La question est, comme chacun le sait : « Etes-vous pour ou contre les essais sur les animaux ? Pourquoi ? », ce à quoi j’ai répondu « non, c’est en ce qui me concerne éthiquement indéfendable, et je m’inquiète d'ailleurs, à ce propos, de la dérive sur les fœtus humains » ; c’est mon opinion et, tu l’as dit toi-même, c’est mon droit !

C’est pourquoi j’ai été très étonnée de la violence et de l’agressivité de ta réponse, d’une part , et de son contenu, d’autre part : tu m’accuses notamment sur des sujets que toi seule aborde et avec une virulence hors de propos.
Il est intéressant,d’ailleurs, que tu m’accuses de prôner des choses, alors que ce n’est pas le cas, ce dont, par contre tu uses par ton intolérance et tes idées toutes faites , du genre « quand on pense ceci, on fait ceci », « quand on croit à cela, on agit comme cela », etc.

En fait, je suis en (presque) parfaite harmonie avec moi-même, car j’ai appris à accepter mes défauts, mes défaillances et mes contradictions, ce qui ne semble pas être ton cas et c’est la seule raison que je vois à tout ton blabla venimeux !

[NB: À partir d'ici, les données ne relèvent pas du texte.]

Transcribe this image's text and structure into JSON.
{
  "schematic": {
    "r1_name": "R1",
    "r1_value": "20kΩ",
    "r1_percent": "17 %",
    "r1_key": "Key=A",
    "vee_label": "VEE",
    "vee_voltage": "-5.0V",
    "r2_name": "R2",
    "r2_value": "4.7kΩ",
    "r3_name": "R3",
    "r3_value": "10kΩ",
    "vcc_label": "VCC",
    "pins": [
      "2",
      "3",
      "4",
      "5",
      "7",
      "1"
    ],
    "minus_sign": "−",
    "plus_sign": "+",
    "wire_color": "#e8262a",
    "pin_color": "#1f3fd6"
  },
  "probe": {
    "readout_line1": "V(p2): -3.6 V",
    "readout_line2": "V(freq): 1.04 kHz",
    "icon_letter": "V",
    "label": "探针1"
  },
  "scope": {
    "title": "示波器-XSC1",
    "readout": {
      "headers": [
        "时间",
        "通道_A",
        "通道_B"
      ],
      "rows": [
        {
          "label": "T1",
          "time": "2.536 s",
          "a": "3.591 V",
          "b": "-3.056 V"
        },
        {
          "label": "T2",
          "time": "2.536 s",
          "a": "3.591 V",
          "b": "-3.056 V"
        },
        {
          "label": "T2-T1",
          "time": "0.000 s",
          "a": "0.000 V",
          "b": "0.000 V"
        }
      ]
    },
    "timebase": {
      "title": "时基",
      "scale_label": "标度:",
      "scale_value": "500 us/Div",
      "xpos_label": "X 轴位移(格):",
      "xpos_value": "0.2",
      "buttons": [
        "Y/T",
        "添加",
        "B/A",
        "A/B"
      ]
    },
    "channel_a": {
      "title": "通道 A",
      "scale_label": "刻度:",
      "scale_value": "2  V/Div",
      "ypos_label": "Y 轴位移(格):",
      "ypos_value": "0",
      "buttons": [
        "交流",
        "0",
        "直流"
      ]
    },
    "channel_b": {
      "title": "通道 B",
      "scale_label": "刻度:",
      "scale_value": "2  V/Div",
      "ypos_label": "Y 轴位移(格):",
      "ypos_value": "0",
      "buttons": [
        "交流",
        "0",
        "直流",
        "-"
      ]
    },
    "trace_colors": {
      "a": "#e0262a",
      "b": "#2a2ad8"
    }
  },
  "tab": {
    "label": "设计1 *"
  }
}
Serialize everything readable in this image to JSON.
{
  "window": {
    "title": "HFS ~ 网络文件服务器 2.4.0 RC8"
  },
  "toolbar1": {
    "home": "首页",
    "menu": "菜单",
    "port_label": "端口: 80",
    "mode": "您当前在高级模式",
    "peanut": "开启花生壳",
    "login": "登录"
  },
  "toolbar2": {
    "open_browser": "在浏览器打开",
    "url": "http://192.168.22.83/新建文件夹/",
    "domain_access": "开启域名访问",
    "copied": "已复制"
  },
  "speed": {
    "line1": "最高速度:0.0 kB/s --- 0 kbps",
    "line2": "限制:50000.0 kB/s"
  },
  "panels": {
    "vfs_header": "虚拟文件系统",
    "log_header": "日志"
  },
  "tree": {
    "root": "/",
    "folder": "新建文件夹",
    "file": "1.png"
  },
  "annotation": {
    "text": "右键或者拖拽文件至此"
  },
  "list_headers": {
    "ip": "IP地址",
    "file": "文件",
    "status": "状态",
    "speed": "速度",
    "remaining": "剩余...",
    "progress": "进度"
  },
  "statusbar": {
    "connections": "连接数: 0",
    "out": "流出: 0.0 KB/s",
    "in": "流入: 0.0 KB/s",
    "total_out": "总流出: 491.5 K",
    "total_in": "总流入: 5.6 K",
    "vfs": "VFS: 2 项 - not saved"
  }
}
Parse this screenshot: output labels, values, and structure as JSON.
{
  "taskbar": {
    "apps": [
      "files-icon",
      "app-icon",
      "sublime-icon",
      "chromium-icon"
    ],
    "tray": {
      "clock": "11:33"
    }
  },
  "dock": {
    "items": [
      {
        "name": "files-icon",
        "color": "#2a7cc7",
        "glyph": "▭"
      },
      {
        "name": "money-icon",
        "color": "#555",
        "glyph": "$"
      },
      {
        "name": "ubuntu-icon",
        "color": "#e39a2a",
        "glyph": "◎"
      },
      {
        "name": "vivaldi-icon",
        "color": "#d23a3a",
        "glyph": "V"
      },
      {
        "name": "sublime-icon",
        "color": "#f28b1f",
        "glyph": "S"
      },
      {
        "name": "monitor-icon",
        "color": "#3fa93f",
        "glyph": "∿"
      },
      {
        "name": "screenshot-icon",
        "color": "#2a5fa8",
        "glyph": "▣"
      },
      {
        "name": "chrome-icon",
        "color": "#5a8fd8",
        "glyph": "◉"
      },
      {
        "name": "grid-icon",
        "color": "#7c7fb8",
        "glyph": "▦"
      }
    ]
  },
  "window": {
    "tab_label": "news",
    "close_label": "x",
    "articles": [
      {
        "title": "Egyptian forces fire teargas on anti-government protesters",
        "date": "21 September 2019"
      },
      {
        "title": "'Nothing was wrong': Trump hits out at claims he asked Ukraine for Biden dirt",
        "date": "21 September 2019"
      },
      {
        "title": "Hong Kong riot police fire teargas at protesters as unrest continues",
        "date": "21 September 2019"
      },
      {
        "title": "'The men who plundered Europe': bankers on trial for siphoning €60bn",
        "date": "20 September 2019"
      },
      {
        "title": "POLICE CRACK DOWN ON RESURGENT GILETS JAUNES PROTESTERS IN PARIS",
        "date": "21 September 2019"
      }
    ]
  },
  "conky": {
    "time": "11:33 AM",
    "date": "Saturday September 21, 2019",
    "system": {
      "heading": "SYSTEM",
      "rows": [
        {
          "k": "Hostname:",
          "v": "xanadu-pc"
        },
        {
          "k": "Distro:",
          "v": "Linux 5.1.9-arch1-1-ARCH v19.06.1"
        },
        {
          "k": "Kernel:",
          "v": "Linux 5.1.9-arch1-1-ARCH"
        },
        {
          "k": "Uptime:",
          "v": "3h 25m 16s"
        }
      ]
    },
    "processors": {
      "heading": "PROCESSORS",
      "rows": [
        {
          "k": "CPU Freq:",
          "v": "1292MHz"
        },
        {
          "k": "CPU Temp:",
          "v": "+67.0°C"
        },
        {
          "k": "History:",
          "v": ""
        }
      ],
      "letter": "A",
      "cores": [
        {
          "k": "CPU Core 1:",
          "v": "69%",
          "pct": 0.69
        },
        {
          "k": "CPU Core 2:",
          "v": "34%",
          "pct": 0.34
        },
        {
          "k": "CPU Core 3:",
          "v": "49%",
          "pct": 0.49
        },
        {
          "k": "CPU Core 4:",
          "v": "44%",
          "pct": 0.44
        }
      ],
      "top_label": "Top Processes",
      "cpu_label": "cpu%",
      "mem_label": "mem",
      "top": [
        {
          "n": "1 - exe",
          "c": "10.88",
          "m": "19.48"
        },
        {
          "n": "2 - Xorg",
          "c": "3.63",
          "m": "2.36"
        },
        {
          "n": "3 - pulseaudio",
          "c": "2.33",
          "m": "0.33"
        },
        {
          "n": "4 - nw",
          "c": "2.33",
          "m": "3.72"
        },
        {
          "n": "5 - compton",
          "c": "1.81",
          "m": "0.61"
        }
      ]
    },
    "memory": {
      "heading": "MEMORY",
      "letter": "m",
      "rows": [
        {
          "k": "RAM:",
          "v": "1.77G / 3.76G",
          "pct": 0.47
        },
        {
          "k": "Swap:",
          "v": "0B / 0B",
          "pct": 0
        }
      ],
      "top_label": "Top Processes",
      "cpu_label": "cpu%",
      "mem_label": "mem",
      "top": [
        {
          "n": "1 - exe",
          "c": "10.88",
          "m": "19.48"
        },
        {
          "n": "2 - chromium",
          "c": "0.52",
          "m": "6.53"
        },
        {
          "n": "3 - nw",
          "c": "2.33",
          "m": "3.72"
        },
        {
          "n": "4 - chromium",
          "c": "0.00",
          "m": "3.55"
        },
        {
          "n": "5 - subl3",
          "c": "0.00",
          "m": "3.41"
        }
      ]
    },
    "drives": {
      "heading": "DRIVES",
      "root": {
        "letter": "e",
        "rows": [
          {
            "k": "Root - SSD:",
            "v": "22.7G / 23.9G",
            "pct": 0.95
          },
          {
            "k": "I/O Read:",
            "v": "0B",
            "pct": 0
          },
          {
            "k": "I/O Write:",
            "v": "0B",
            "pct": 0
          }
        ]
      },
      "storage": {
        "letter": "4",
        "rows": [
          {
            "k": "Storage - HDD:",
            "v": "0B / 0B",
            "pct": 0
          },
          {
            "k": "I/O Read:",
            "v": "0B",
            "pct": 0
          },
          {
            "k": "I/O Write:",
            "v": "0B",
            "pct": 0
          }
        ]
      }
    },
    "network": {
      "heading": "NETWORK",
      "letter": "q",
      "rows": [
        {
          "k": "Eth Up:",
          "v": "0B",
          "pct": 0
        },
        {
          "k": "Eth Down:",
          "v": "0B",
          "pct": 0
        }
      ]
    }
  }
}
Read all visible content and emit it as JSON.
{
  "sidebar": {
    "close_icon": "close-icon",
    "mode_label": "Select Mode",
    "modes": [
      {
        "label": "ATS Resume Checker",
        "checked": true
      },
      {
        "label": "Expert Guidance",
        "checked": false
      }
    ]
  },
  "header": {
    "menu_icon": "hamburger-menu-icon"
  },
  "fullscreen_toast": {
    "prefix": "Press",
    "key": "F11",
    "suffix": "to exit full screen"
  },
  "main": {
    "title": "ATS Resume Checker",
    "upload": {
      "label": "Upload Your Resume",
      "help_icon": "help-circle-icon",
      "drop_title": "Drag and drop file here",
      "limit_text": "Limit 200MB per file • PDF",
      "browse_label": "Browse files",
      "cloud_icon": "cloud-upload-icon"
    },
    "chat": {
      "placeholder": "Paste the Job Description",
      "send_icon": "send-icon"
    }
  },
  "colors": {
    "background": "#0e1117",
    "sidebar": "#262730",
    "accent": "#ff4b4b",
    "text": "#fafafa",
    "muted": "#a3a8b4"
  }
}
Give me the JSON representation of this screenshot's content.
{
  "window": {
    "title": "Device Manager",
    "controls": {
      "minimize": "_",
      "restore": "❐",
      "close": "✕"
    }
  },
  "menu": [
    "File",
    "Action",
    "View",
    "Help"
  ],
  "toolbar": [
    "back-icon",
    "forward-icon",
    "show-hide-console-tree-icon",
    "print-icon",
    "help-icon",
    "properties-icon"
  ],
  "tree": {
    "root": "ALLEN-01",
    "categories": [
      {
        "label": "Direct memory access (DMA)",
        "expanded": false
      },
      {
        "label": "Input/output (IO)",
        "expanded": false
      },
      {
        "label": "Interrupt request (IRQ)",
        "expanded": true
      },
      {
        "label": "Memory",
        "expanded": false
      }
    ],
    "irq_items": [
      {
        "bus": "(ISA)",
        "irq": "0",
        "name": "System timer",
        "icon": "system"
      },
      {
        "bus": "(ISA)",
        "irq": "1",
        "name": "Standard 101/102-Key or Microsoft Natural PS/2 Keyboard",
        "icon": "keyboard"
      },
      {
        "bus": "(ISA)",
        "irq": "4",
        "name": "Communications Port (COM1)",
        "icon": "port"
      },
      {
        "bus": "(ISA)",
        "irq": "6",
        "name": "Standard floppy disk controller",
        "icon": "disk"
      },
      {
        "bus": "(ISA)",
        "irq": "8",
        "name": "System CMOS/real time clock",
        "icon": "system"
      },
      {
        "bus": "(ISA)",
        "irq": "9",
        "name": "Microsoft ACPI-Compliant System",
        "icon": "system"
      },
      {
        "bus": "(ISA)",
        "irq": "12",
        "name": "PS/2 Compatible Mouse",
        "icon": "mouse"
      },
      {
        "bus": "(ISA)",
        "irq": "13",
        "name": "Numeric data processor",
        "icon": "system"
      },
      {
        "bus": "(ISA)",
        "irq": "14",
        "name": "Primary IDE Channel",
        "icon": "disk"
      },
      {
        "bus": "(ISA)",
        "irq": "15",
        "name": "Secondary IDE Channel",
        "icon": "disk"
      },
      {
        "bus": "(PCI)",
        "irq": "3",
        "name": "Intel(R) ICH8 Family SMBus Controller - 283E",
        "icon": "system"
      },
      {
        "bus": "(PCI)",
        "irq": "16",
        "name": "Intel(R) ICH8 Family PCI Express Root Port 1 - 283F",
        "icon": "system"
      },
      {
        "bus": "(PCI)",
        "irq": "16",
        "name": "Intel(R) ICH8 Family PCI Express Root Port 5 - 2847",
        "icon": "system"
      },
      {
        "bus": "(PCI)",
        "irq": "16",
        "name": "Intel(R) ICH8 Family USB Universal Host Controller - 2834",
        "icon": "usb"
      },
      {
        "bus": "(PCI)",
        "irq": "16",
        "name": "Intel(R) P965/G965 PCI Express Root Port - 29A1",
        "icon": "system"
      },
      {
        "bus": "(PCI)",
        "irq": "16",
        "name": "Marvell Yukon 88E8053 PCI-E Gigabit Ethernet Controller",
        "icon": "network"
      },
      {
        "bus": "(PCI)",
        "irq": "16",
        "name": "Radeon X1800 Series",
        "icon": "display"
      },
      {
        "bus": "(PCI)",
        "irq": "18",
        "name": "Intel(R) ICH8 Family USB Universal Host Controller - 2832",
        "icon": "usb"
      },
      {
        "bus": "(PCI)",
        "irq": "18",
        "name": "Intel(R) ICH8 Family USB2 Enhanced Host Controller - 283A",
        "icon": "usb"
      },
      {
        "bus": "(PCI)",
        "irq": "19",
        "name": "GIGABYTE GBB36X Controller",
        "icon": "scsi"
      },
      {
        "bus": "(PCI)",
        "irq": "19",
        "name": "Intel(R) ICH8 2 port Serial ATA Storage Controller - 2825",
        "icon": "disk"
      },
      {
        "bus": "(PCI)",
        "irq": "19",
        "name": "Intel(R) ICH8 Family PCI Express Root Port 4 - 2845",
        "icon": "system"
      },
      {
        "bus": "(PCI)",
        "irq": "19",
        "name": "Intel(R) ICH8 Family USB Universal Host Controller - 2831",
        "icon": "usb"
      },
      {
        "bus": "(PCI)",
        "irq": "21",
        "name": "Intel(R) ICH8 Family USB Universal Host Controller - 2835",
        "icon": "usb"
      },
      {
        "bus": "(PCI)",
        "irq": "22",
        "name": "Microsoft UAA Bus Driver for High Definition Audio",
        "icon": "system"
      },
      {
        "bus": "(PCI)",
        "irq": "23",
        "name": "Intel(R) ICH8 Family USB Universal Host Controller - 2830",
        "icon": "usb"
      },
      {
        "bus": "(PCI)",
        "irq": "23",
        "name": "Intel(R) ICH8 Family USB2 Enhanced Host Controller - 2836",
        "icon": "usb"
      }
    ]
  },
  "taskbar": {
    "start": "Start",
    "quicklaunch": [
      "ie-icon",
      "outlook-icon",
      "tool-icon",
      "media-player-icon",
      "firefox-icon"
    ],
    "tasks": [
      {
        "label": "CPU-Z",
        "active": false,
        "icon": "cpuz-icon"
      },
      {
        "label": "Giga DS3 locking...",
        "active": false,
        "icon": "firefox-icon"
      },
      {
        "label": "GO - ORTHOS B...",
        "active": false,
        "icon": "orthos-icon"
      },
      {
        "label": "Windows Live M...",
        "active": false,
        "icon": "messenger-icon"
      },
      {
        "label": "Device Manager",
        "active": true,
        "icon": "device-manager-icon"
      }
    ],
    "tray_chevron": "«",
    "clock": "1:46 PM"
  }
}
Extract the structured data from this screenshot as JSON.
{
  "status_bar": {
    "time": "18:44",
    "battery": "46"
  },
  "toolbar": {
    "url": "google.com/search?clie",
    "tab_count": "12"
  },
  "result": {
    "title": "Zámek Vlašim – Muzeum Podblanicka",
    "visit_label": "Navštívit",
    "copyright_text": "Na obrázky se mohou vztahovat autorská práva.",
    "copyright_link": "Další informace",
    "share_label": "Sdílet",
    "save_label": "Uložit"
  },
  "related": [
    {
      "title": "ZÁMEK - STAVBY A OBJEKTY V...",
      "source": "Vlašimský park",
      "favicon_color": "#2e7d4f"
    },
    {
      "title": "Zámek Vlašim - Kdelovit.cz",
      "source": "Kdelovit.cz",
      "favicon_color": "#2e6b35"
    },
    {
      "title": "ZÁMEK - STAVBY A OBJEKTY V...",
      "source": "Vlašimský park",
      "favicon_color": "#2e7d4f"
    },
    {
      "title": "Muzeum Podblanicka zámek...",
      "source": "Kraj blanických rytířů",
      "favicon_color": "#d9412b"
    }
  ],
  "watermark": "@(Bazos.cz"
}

Nous sommes tous isolés par nos sens car nous dépendons entièrement d’eux pour percevoir le monde : « traduttore, traditore » prend ici tout son sens, et il y a autant de vérités que d’êtres ; alors, vouloir appliquer sa vision du monde ainsi que les concepts qu’on en retire sur l’instant présent et insister à l’imposer aux autres en tant que Vérité Ultime est un manque flagrant de sagesse et de compassion, tant vis-à-vis des autres que de soi-même !

Donc, je ne suis pas du tout concernée par les règles de vie que tu imposes dans ta réponse, parce que mon monde à moi n’a pas la même couleur que le tien : cela ne t’autorise ni à m’insulter ni à me mépriser.

Comprendre cette relativité de nos perceptions et concepts, la méditer et l’accepter – lâcher-prise – permet d’accepter à leur tour nos contradictions, nos défauts, nos défaillances, bref notre imperfection… et celle des autres !
On en retire :
- une détente face au monde car on cesse de vouloir le changer, d’exiger qu’il soit tel que nous l’aurions aimé…
- une pacification du cœur et de l’esprit qui s’ouvrent avec bonheur à l’instant tel qu’il se présente…
- et,de fait, une cessation de la souffrance : tu devrais essayer, tu ne serais plus le jouet de ta colère, ni moi sa cible innocente !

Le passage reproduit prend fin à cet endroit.